Target to cover 1.6 lakh hectares by 2024, says Special Chief Secretary
Special Chief Secretary (Agriculture and Cooperatives) B. Rajasekhar on Saturday urged farmers to slowly switch to natural farming as it’s going to be the best alternative in the agriculture sector in future. He said a plan of action is getting ready to rope in 60 lakh farmers to take up natural farming in 1.6 lakh hectares by 2024.
The official was interacting with the farmers at Chinnagottigallu, Piler and KV Palle mandals during a field inspection to ascertain the loss of groundnut crop in the district. Mr. Rajasekhar said that the experiments pertaining to natural farming gave fruitful results in Anantapur district in spite of perennial drought conditions there.

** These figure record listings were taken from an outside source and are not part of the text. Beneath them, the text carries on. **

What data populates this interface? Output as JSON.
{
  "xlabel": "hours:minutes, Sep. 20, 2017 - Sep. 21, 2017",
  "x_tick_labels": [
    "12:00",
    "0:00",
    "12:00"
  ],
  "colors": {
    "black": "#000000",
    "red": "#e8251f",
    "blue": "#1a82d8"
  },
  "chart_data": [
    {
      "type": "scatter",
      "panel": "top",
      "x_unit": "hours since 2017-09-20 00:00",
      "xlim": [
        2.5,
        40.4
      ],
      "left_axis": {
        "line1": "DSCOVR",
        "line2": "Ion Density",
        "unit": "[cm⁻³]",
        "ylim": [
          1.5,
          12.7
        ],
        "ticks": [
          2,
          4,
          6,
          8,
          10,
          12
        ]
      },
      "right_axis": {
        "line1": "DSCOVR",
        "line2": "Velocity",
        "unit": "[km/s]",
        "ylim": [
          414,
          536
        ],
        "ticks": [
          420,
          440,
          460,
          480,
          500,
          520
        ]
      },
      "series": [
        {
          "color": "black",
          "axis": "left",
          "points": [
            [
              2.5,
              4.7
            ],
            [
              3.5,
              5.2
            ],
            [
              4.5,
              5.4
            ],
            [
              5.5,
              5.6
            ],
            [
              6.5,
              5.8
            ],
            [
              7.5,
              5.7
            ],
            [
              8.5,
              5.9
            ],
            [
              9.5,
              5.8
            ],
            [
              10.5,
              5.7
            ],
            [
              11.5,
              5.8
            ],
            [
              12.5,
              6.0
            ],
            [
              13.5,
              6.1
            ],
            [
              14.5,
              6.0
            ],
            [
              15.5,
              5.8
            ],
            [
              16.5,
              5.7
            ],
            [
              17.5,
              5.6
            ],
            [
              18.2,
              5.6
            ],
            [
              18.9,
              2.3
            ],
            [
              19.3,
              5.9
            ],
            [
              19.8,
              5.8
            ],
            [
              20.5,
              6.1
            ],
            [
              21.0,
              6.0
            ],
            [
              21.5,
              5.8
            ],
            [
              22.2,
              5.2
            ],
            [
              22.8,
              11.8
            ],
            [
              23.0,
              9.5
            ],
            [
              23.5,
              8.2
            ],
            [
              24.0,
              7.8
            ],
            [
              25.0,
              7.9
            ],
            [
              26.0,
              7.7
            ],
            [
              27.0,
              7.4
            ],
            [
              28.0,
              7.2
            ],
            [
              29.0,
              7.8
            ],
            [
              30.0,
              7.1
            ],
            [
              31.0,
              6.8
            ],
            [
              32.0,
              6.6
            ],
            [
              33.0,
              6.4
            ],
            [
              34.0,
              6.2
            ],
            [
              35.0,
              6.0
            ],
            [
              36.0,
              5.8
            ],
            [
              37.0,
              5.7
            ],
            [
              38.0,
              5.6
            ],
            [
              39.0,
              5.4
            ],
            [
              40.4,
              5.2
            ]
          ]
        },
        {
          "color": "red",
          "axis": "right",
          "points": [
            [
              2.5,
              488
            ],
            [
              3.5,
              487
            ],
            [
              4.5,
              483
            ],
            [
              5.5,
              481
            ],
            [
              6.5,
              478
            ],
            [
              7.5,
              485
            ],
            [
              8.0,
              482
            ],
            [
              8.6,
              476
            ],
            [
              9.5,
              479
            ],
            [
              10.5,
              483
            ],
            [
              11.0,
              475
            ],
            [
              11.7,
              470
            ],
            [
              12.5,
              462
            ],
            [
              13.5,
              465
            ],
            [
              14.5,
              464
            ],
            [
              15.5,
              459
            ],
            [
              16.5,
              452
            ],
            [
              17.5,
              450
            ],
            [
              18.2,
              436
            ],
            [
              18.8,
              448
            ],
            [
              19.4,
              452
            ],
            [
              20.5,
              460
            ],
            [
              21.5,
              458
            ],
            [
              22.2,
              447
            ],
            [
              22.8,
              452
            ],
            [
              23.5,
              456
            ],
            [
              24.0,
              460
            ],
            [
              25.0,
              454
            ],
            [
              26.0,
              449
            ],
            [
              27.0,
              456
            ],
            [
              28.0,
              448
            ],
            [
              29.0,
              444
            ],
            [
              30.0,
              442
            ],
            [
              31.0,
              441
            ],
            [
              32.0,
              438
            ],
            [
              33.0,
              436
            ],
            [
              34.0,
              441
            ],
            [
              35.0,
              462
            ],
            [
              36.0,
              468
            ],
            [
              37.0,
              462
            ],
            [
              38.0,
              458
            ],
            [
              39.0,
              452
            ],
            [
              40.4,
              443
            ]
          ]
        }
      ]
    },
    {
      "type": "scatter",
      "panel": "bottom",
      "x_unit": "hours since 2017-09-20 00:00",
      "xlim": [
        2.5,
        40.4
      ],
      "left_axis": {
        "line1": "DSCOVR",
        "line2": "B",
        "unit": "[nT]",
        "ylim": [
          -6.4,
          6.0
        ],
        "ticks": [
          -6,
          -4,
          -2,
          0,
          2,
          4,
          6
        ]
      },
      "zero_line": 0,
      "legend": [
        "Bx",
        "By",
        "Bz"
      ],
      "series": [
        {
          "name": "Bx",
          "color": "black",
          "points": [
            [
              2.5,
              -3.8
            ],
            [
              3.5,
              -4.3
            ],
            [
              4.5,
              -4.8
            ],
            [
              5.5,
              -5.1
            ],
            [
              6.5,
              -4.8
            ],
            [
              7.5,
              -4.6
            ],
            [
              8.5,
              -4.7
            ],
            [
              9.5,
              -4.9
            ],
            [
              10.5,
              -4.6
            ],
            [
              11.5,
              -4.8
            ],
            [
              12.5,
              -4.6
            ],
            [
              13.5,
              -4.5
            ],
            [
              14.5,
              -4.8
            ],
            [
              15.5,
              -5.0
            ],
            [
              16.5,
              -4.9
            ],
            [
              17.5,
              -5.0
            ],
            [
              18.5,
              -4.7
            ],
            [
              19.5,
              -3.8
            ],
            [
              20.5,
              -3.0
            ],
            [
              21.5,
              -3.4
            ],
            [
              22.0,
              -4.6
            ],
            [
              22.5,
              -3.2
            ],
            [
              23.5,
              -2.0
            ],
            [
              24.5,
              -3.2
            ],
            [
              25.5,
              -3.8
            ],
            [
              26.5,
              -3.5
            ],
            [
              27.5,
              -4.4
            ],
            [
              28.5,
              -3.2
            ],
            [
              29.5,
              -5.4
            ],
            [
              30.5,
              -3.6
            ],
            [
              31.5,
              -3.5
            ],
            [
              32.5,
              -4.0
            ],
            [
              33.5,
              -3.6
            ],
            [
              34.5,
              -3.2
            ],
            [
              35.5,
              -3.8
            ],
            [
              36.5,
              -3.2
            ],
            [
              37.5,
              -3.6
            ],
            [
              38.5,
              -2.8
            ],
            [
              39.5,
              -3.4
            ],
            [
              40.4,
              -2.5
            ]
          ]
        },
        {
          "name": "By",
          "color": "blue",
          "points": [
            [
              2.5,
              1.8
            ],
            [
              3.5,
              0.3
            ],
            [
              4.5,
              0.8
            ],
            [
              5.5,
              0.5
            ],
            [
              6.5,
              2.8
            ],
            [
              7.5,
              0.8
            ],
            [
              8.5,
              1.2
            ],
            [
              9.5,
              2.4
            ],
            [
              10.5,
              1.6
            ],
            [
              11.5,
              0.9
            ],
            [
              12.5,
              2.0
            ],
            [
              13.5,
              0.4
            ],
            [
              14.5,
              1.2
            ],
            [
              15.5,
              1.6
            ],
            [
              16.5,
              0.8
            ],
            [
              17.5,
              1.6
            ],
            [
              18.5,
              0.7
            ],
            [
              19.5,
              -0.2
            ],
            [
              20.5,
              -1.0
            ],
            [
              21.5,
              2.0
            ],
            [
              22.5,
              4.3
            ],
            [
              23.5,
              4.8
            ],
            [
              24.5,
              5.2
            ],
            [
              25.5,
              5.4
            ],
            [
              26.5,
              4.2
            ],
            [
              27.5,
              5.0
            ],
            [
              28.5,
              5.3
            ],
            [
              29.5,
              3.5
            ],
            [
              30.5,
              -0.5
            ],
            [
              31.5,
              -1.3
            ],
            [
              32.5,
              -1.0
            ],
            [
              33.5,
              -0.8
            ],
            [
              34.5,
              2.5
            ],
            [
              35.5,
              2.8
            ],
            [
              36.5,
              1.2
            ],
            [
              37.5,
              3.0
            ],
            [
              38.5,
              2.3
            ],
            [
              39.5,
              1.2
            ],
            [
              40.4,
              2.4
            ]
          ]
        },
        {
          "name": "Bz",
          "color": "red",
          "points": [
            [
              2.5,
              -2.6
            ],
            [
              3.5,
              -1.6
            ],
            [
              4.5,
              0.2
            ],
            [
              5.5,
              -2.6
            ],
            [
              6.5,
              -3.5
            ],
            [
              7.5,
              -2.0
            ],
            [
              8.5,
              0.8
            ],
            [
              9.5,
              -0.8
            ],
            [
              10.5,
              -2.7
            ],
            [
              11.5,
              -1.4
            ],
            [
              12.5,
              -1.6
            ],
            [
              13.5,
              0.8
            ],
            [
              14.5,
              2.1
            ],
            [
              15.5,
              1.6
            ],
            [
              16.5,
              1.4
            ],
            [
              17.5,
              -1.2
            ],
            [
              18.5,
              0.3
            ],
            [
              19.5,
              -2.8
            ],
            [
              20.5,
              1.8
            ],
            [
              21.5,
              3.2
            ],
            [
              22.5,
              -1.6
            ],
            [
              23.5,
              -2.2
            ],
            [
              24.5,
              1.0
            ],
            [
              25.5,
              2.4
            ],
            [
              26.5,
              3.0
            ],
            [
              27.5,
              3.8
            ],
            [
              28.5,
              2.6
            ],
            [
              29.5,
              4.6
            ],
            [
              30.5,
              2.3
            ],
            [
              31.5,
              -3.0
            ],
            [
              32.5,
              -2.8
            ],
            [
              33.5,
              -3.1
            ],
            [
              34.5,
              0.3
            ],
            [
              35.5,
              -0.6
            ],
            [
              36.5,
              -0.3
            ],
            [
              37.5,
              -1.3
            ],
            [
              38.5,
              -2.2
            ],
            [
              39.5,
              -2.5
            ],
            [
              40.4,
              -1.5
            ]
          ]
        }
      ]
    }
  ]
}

The farmers brought to the notice of the official that the seeds supplied to them by the Agriculture Department were of poor quality, leading to drastic fall in yields. They said that the problem of wild boars raiding standing crops in Piler division was rampant. They urged the official to consider providing subsidy-based loans to them to erect laser fencing to protect their crops.
The farmers further urged the official to enhance the input subsidy to the farmers of Rayalaseema region as they depended on rain-fed crops. They also observed that the NREGS scheme had to be linked to the agriculture sector to lessen the burden of farm labour on the farmers.
Giving a patient hearing to the farmers, Mr. Rajasekhar said that their appeals would be taken to the notice of the State government.
Meanwhile, the district administration is set to provide ₹147 crore as input subsidy to groundnut farmers in view of the huge loss of crop in Chittoor district due to failure of rains.